Para ele, “Aguinaldo está muito mais para denunciar a ineficiência do esquema policial deste país do que para elogiar a figura do marginal.” A deputada Denise Frossard (PPS/RJ), que era juíza em 1993 e condenou à prisão a cúpula do jogo do bicho carioca, se permite uma brincadeira sobre o tema. “Veja só: o talento do Wilker é tão grande que até eu me apaixonei pelo Giovanni Improtta.” A sério, ela lembra que os papéis são inconciliáveis. “Corre o risco de as pessoas pensarem que o jogo do bicho é uma atividade inocente, quando, na verdade, é um véu para encobrir atividades criminosas pelas quais eles foram condenados.” O deputado federal Antonio Carlos Biscaia (PT-RJ), que pediu ao Ministério Público para investigar as homenagens feitas no Carnaval pelas escolas de samba Salgueiro e Mocidade Independente de Padre Miguel aos contraventores Miro e Maninho (já falecidos) e César Andrade (foragido), tem opinião parecida.
Esses debates submetem o ator a uma lógica repetitiva: de novo, Wilker rouba a cena. Mas nem sempre foi assim. “Meu primeiro trabalho em tevê foi tomar um soco na cara num seriado chamado O gavião. Depois fiz pontas em programas.” Natural que o jovem iniciante procurasse, então, outras praias. Ele se mudou para o Rio e foi viver de teatro, participando de peças como O arquiteto e o imperador da Assíria e Ensaio selvagem.
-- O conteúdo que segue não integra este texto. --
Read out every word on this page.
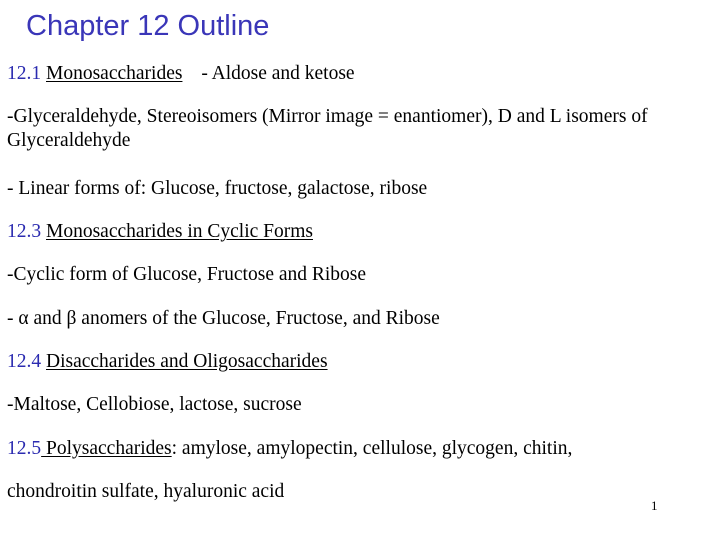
Chapter 12 Outline
12.1 Monosaccharides - Aldose and ketose
-Glyceraldehyde, Stereoisomers (Mirror image = enantiomer), D and L isomers of Glyceraldehyde
- Linear forms of: Glucose, fructose, galactose, ribose
12.3 Monosaccharides in Cyclic Forms
-Cyclic form of Glucose, Fructose and Ribose
- α and β anomers of the Glucose, Fructose, and Ribose
12.4 Disaccharides and Oligosaccharides
-Maltose, Cellobiose, lactose, sucrose
12.5 Polysaccharides: amylose, amylopectin, cellulose, glycogen, chitin,
chondroitin sulfate, hyaluronic acid
1
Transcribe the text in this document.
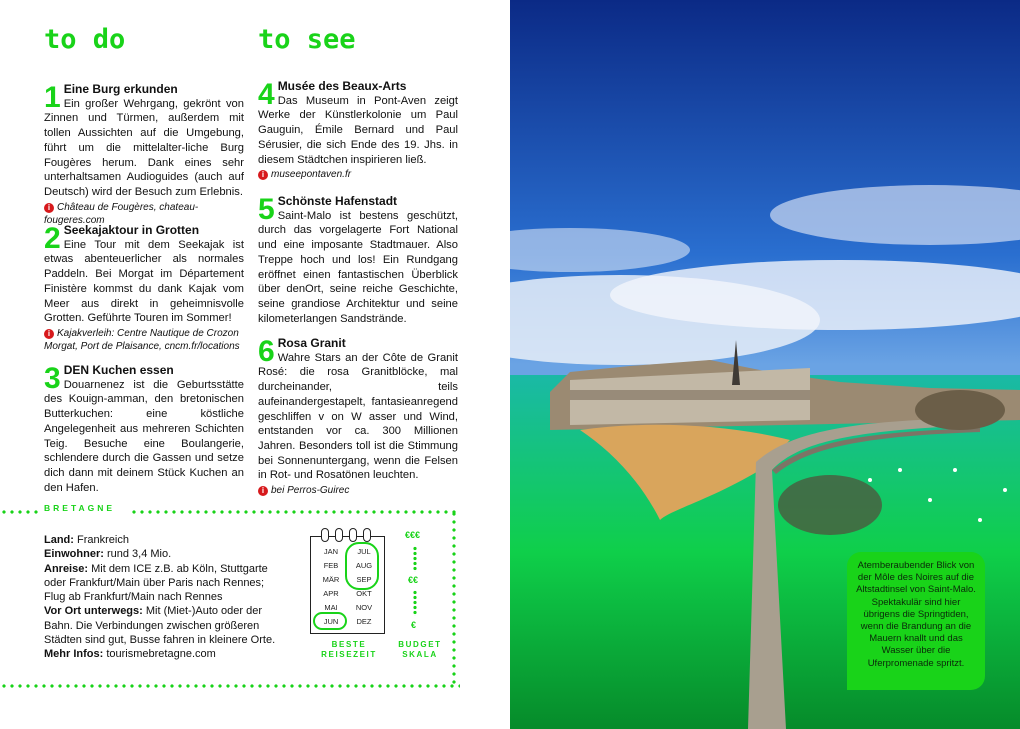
to do	to see
1 Eine Burg erkunden
Ein großer Wehrgang, gekrönt von Zinnen und Türmen, außerdem mit tollen Aussichten auf die Umgebung, führt um die mittelalter-liche Burg Fougères herum. Dank eines sehr unterhaltsamen Audioguides (auch auf Deutsch) wird der Besuch zum Erlebnis.
i Château de Fougères, chateau-fougeres.com
2 Seekajaktour in Grotten
Eine Tour mit dem Seekajak ist etwas abenteuerlicher als normales Paddeln. Bei Morgat im Département Finistère kommst du dank Kajak vom Meer aus direkt in geheimnisvolle Grotten. Geführte Touren im Sommer!
i Kajakverleih: Centre Nautique de Crozon Morgat, Port de Plaisance, cncm.fr/locations
3 DEN Kuchen essen
Douarnenez ist die Geburtsstätte des Kouign-amman, den bretonischen Butterkuchen: eine köstliche Angelegenheit aus mehreren Schichten Teig. Besuche eine Boulangerie, schlendere durch die Gassen und setze dich dann mit deinem Stück Kuchen an den Hafen.
4 Musée des Beaux-Arts
Das Museum in Pont-Aven zeigt Werke der Künstlerkolonie um Paul Gauguin, Émile Bernard und Paul Sérusier, die sich Ende des 19. Jhs. in diesem Städtchen inspirieren ließ.
i museepontaven.fr
5 Schönste Hafenstadt
Saint-Malo ist bestens geschützt, durch das vorgelagerte Fort National und eine imposante Stadtmauer. Also Treppe hoch und los! Ein Rundgang eröffnet einen fantastischen Überblick über denOrt, seine reiche Geschichte, seine grandiose Architektur und seine kilometerlangen Sandstrände.
6 Rosa Granit
Wahre Stars an der Côte de Granit Rosé: die rosa Granitblöcke, mal durcheinander, teils aufeinandergestapelt, fantasieanregend geschliffen v on W asser und Wind, entstanden vor ca. 300 Millionen Jahren. Besonders toll ist die Stimmung bei Sonnenuntergang, wenn die Felsen in Rot- und Rosatönen leuchten.
i bei Perros-Guirec
BRETAGNE
Land: Frankreich
Einwohner: rund 3,4 Mio.
Anreise: Mit dem ICE z.B. ab Köln, Stuttgarte oder Frankfurt/Main über Paris nach Rennes; Flug ab Frankfurt/Main nach Rennes
Vor Ort unterwegs: Mit (Miet-)Auto oder der Bahn. Die Verbindungen zwischen größeren Städten sind gut, Busse fahren in kleinere Orte.
Mehr Infos: tourismebretagne.com
JAN
FEB
MÄR
APR
MAI
JUN
JUL
AUG
SEP
OKT
NOV
DEZ
BESTE
REISEZEIT
€€€
€€
€
BUDGET
SKALA
Atemberaubender Blick von der Môle des Noires auf die Altstadtinsel von Saint-Malo. Spektakulär sind hier übrigens die Springtiden, wenn die Brandung an die Mauern knallt und das Wasser über die Uferpromenade spritzt.
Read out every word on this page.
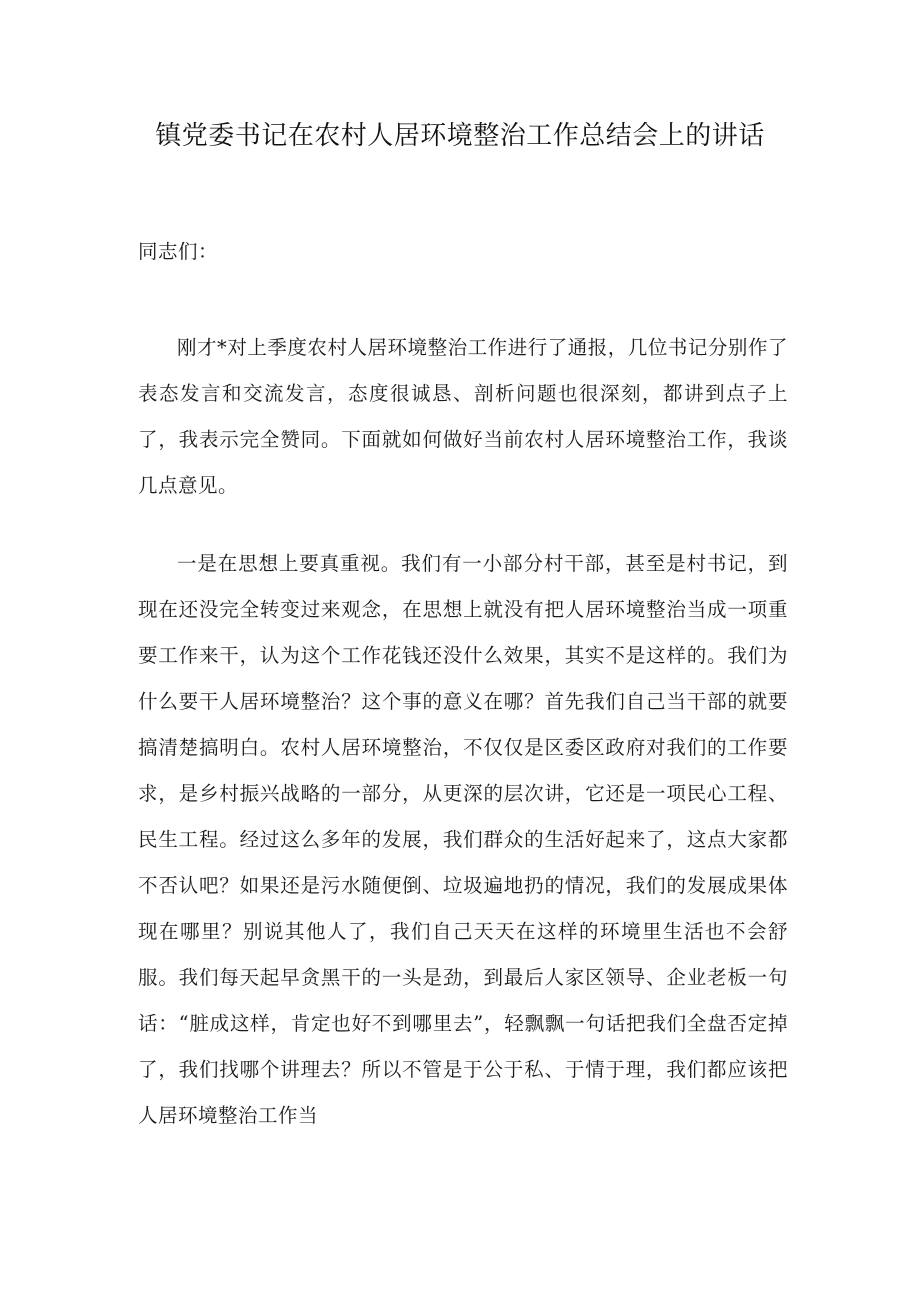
镇党委书记在农村人居环境整治工作总结会上的讲话

同志们：

刚才*对上季度农村人居环境整治工作进行了通报，几位书记分别作了表态发言和交流发言，态度很诚恳、剖析问题也很深刻，都讲到点子上了，我表示完全赞同。下面就如何做好当前农村人居环境整治工作，我谈几点意见。

一是在思想上要真重视。我们有一小部分村干部，甚至是村书记，到现在还没完全转变过来观念，在思想上就没有把人居环境整治当成一项重要工作来干，认为这个工作花钱还没什么效果，其实不是这样的。我们为什么要干人居环境整治？这个事的意义在哪？首先我们自己当干部的就要搞清楚搞明白。农村人居环境整治，不仅仅是区委区政府对我们的工作要求，是乡村振兴战略的一部分，从更深的层次讲，它还是一项民心工程、民生工程。经过这么多年的发展，我们群众的生活好起来了，这点大家都不否认吧？如果还是污水随便倒、垃圾遍地扔的情况，我们的发展成果体现在哪里？别说其他人了，我们自己天天在这样的环境里生活也不会舒服。我们每天起早贪黑干的一头是劲，到最后人家区领导、企业老板一句话：“脏成这样，肯定也好不到哪里去”，轻飘飘一句话把我们全盘否定掉了，我们找哪个讲理去？所以不管是于公于私、于情于理，我们都应该把人居环境整治工作当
Tentou montar Morte e vida Severina, de João Cabral de Melo Neto, mas só houve um espetáculo. “Fomos proibidos pela Bárbara Heliodora, que era presidente do Serviço Nacional do Teatro e achou que aquilo era subversivo.”
Um fato perpassa todas essas etapas de vida de Wilker, 58 anos: a participação em movimentos da chamada esquerda. Essa particularidade quase levou Aguinaldo Silva, que já trabalhou com o ator em sucessos como
Roque Santeiro
e
Fera ferida
, a um equívoco. “No início, o Wilker seria o jornalista Dirceu e o Mayer seria o Giovanni. Foi o Wolf Maia (diretor da novela) que me sugeriu a troca”, revela o autor. Mas Wilker também tem em seu passado experiências ao estilo Giovanni. “Eu e o Stephan Nercessian descobrimos, no início da carreira na Globo, que receber muitas cartas dava o maior ibope lá dentro. Então, passamos a mandar pilhas de cartas para nós mesmos.” Mais do que ficar famoso, ele ganhou muitos amigos na emissora. Como Miguel Falabella, que o define como “grande ator, companheiro solidário, engraçado, inteligente”. E o ano que começou com Giovanni será encerrado com a realização de um sonho. Depois de atuações memoráveis como o Vadinho de
Dona Flor e seus dois maridos
e o Lorde Cigano de
Bye bye Brasil
, Wilker será Lampião no filme
Os desvalidos
, de Francisco Ramalho.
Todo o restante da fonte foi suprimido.